Math 444 Assignment 9 (70 points)

    1. Ratios in a triangle (10 points)

      2. The segments through P are parallel to the sides of the triangle.

      Let a = |BC|, b = |CA|, c = |AB|. Let x = CA1/CA, y = AB1/AB, z = BC1/BC.

      For the segments numbered s1-s15, deduce the lengths of the segments in terms of a, b, c, and x, y, z and then label the segments with the lengths.

      Use the fact that the lengths of shorter segments add up to the lengths of the longer segments, such as AB to find relationship among the ratios a, b, c. What is this ratio?

       

    2. Wallpaper symmetries (20 points)

      3. The instructions for this problem are similar to those of 8.2 last time.
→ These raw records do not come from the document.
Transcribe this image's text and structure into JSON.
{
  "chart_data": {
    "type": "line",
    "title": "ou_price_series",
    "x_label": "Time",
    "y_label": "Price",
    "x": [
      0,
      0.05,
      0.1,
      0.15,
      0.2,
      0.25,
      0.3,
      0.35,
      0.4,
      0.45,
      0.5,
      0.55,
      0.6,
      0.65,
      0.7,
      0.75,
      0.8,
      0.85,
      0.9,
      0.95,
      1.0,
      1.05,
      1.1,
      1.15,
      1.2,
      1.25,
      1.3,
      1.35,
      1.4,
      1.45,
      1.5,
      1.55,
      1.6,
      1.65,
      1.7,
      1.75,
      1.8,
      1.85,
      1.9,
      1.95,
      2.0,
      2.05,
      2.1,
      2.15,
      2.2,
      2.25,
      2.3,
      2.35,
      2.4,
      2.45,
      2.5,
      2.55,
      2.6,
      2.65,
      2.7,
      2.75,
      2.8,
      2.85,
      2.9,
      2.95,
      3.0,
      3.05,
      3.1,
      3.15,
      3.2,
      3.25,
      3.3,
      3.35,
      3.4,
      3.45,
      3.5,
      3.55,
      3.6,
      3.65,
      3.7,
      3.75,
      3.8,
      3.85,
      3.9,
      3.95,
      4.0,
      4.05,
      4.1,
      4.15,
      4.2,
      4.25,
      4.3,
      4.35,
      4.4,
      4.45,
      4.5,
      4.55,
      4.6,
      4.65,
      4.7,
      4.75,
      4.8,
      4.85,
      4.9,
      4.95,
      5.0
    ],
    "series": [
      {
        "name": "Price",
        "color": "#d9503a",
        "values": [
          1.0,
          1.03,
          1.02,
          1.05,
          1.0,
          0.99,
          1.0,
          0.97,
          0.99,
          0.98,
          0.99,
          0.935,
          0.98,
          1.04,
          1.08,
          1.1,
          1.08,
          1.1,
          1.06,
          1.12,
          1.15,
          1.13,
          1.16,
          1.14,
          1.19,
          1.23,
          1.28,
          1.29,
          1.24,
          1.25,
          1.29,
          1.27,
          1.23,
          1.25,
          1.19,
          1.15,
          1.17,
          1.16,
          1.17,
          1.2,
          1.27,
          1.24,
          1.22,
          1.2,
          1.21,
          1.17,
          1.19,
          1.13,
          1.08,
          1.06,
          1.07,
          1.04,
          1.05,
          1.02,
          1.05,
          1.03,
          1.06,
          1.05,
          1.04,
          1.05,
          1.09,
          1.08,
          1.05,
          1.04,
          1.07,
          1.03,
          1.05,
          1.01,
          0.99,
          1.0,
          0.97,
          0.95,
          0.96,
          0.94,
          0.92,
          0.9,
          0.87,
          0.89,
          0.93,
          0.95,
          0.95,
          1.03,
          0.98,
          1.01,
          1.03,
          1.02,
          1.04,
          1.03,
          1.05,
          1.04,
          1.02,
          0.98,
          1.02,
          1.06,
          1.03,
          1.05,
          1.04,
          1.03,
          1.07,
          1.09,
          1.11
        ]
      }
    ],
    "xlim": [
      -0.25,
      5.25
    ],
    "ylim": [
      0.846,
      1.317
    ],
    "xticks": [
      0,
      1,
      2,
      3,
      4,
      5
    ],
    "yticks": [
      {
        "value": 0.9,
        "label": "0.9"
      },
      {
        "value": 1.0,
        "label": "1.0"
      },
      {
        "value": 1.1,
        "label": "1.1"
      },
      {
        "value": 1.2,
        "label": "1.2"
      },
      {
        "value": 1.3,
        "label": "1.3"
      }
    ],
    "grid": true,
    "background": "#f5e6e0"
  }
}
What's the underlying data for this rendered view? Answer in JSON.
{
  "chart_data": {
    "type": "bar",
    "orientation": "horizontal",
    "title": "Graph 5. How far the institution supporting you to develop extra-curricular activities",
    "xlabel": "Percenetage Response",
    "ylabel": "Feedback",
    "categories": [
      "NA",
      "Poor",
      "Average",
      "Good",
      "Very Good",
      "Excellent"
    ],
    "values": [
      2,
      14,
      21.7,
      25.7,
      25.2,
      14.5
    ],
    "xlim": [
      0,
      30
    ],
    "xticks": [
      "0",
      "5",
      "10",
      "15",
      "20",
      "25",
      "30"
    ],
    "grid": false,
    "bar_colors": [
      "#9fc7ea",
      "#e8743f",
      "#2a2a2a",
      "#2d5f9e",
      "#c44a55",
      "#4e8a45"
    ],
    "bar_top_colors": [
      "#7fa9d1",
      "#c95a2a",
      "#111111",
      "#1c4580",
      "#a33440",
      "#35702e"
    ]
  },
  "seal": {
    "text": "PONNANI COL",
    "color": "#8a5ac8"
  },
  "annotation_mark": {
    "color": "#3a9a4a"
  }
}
      You should probably make larger copies of these figures with graph paper. Mark the mirror lines of the reflection symmetries and glide reflection lines of the glide reflection symmetries, and then indicate a lattice defined by the translation symmetries.

      Do this for the following figures in Bix, 8.1: a), c), e), g), h).

    3. Symmetry groups of certain figures (20 points)

In each case, tell what isometries are symmetries of the figure. Also tell how you ruled out all the others.

  1. A figure made of a line m and a point A not on the line.
  2. A figure consisting of a line m and a point A on the line.
  3. A figure consisting of a line segment AB.
  4. A figure made of two lines m and n intersecting at a point A. (Include all cases.)
    1. Composition and Conjugation (20 points)
  1. Let H be the halfturn (rotation by 180 degrees) with center A and let M be the reflection in line m. The point A is not on m; the distance from A to m is d. Prove that F = MH is a glide reflection G determined by two points P and Q. Tell what P and Q will make this correct and prove that F = G.
  2. Prove that MHM is a halfturn. Tell what the center is and prove that this isometry is a halfturn.
  3. Prove HMH is a line reflection. Tell what the mirror is and prove that this isometry is a line reflection.

Email Discussion for Extra Credit

Analyze the symmetries of m),n), o) or u) for extra credit. Same instructions as before.